Harry Cline 1

January 12, 2007

3 Min Read

Each Farm Press editorial year begins with a gathering of most Farm Press editors at the Beltwide Cotton Conferences. I join editors from Delta, Southwest and Southeast Farm Press publications for extensive coverage of the largest gathering each January of the U.S. cotton industry.

This year Beltwide returns to New Orleans.

About a month before Beltwide, a conference program arrives in the mail. This allows each Farm Press editor to select the key presentations focusing on our geographic areas to cover for articles in our respective publications. California and Arizona have never dominated Beltwide like Texas, Mississippi, Georgia and other traditional Cotton Belt states. Nevertheless, the West typically manages a good showing.

This year, however, you could paste the program on a wall and throw darts at it and never hit a presentation from the West. Fewer than two dozen presentations from the hundreds scheduled over the four-day conference are from Westerners. The reason is California and Arizona are no longer big U.S. cotton players.

Where 2 million acres of cotton once grew, there were fewer than 800,000 acres produced in California and Arizona in 2006. In Arizona, cotton has been displaced by urban sprawl and alfalfa and other forage crops for a growing dairy industry.

In California, almonds, pistachios, walnuts, grapes in some areas, alfalfa and corn have taken cotton ground.

Cotton is on the decline, but Western agriculture is not. During the period when more than 1 million acres of cotton disappeared, the combined value of Arizona and California agriculture has increased by about $7 billion to a combined total of more than $36 billion.

Despite onerous regulations, agriculturally-ignorant legislators and unrelenting competition for land and water resources, Western agriculture has never had a higher dollar value.

Farming in California and Arizona is undergoing a very rapid transformation to keep pace with unforgiving farming costs in arguably one of the most ideal farming climates. The changes have been almost breathtaking.

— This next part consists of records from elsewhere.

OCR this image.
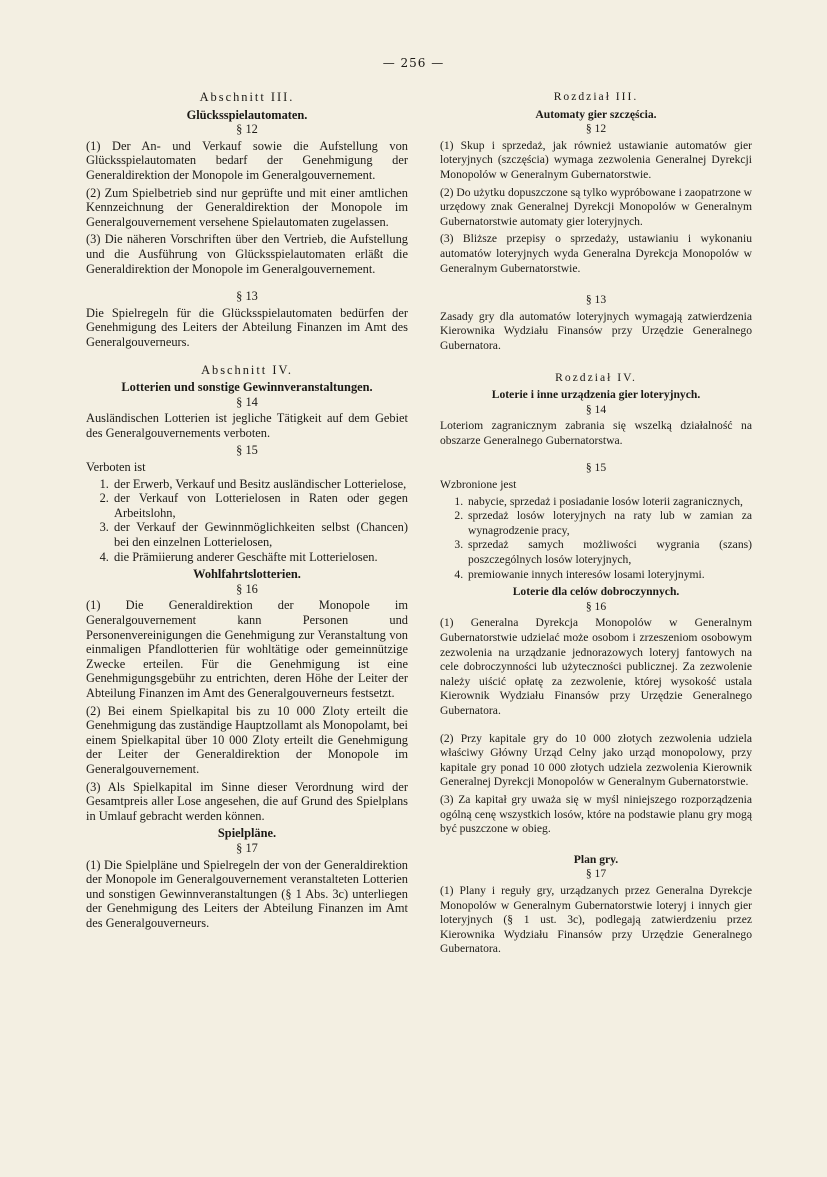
— 256 —

Abschnitt III.

Glücksspielautomaten.

§ 12

(1) Der An- und Verkauf sowie die Aufstellung von Glücksspielautomaten bedarf der Genehmigung der Generaldirektion der Monopole im Generalgouvernement.

(2) Zum Spielbetrieb sind nur geprüfte und mit einer amtlichen Kennzeichnung der Generaldirektion der Monopole im Generalgouvernement versehene Spielautomaten zugelassen.

(3) Die näheren Vorschriften über den Vertrieb, die Aufstellung und die Ausführung von Glücksspielautomaten erläßt die Generaldirektion der Monopole im Generalgouvernement.

§ 13

Die Spielregeln für die Glücksspielautomaten bedürfen der Genehmigung des Leiters der Abteilung Finanzen im Amt des Generalgouverneurs.

Abschnitt IV.

Lotterien und sonstige Gewinnveranstaltungen.

§ 14

Ausländischen Lotterien ist jegliche Tätigkeit auf dem Gebiet des Generalgouvernements verboten.

§ 15

Verboten ist

1. der Erwerb, Verkauf und Besitz ausländischer Lotterielose,
2. der Verkauf von Lotterielosen in Raten oder gegen Arbeitslohn,
3. der Verkauf der Gewinnmöglichkeiten selbst (Chancen) bei den einzelnen Lotterielosen,
4. die Prämiierung anderer Geschäfte mit Lotterielosen.

Wohlfahrtslotterien.

§ 16

(1) Die Generaldirektion der Monopole im Generalgouvernement kann Personen und Personenvereinigungen die Genehmigung zur Veranstaltung von einmaligen Pfandlotterien für wohltätige oder gemeinnützige Zwecke erteilen. Für die Genehmigung ist eine Genehmigungsgebühr zu entrichten, deren Höhe der Leiter der Abteilung Finanzen im Amt des Generalgouverneurs festsetzt.

(2) Bei einem Spielkapital bis zu 10 000 Zloty erteilt die Genehmigung das zuständige Hauptzollamt als Monopolamt, bei einem Spielkapital über 10 000 Zloty erteilt die Genehmigung der Leiter der Generaldirektion der Monopole im Generalgouvernement.

(3) Als Spielkapital im Sinne dieser Verordnung wird der Gesamtpreis aller Lose angesehen, die auf Grund des Spielplans in Umlauf gebracht werden können.

Spielpläne.

§ 17

(1) Die Spielpläne und Spielregeln der von der Generaldirektion der Monopole im Generalgouvernement veranstalteten Lotterien und sonstigen Gewinnveranstaltungen (§ 1 Abs. 3c) unterliegen der Genehmigung des Leiters der Abteilung Finanzen im Amt des Generalgouverneurs.

Rozdział III.

Automaty gier szczęścia.

§ 12

(1) Skup i sprzedaż, jak również ustawianie automatów gier loteryjnych (szczęścia) wymaga zezwolenia Generalnej Dyrekcji Monopolów w Generalnym Gubernatorstwie.

(2) Do użytku dopuszczone są tylko wypróbowane i zaopatrzone w urzędowy znak Generalnej Dyrekcji Monopolów w Generalnym Gubernatorstwie automaty gier loteryjnych.

(3) Bliższe przepisy o sprzedaży, ustawianiu i wykonaniu automatów loteryjnych wyda Generalna Dyrekcja Monopolów w Generalnym Gubernatorstwie.

§ 13

Zasady gry dla automatów loteryjnych wymagają zatwierdzenia Kierownika Wydziału Finansów przy Urzędzie Generalnego Gubernatora.

Rozdział IV.

Loterie i inne urządzenia gier loteryjnych.

§ 14

Loteriom zagranicznym zabrania się wszelką działalność na obszarze Generalnego Gubernatorstwa.

§ 15

Wzbronione jest

1. nabycie, sprzedaż i posiadanie losów loterii zagranicznych,
2. sprzedaż losów loteryjnych na raty lub w zamian za wynagrodzenie pracy,
3. sprzedaż samych możliwości wygrania (szans) poszczególnych losów loteryjnych,
4. premiowanie innych interesów losami loteryjnymi.

Loterie dla celów dobroczynnych.

§ 16

(1) Generalna Dyrekcja Monopolów w Generalnym Gubernatorstwie udzielać może osobom i zrzeszeniom osobowym zezwolenia na urządzanie jednorazowych loteryj fantowych na cele dobroczynności lub użyteczności publicznej. Za zezwolenie należy uiścić opłatę za zezwolenie, której wysokość ustala Kierownik Wydziału Finansów przy Urzędzie Generalnego Gubernatora.

(2) Przy kapitale gry do 10 000 złotych zezwolenia udziela właściwy Główny Urząd Celny jako urząd monopolowy, przy kapitale gry ponad 10 000 złotych udziela zezwolenia Kierownik Generalnej Dyrekcji Monopolów w Generalnym Gubernatorstwie.

(3) Za kapitał gry uważa się w myśl niniejszego rozporządzenia ogólną cenę wszystkich losów, które na podstawie planu gry mogą być puszczone w obieg.

Plan gry.

§ 17

(1) Plany i reguły gry, urządzanych przez Generalna Dyrekcje Monopolów w Generalnym Gubernatorstwie loteryj i innych gier loteryjnych (§ 1 ust. 3c), podlegają zatwierdzeniu przez Kierownika Wydziału Finansów przy Urzędzie Generalnego Gubernatora.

It is not just the rapidly changing crop mix from low value, government-supported crops like cotton to high value crops like vegetables and trees and vines. Only about 9 percent of the farm income in California’s $32 billion agricultural economy is from government support. The federal farm bill is important to California, but far less than it once was.

There also is an unprecedented technological revolution going on in Western agriculture.

Tractor fleets are equipped with satellite guidance systems. Aerial imaging coupled with variable rate technology is being adapted to many operations. Precision drip irrigation is not just for trees and vines or high value crops any more. It is being rapidly adopted for all field crops to give farmers higher yields through micro irrigation and improved nutrient and pest management. The technological basket is overflowing right now.

As Beltwide 2007 arrives with a sharp focus on cotton, the changes in Western agriculture are even more evident. Cotton deserves credit for carrying California and Arizona agriculture to this day, but it is a far different future ahead than what farming has seen in the past. Fortunately, it is a bright future. Cotton will share in that future, just no longer as king.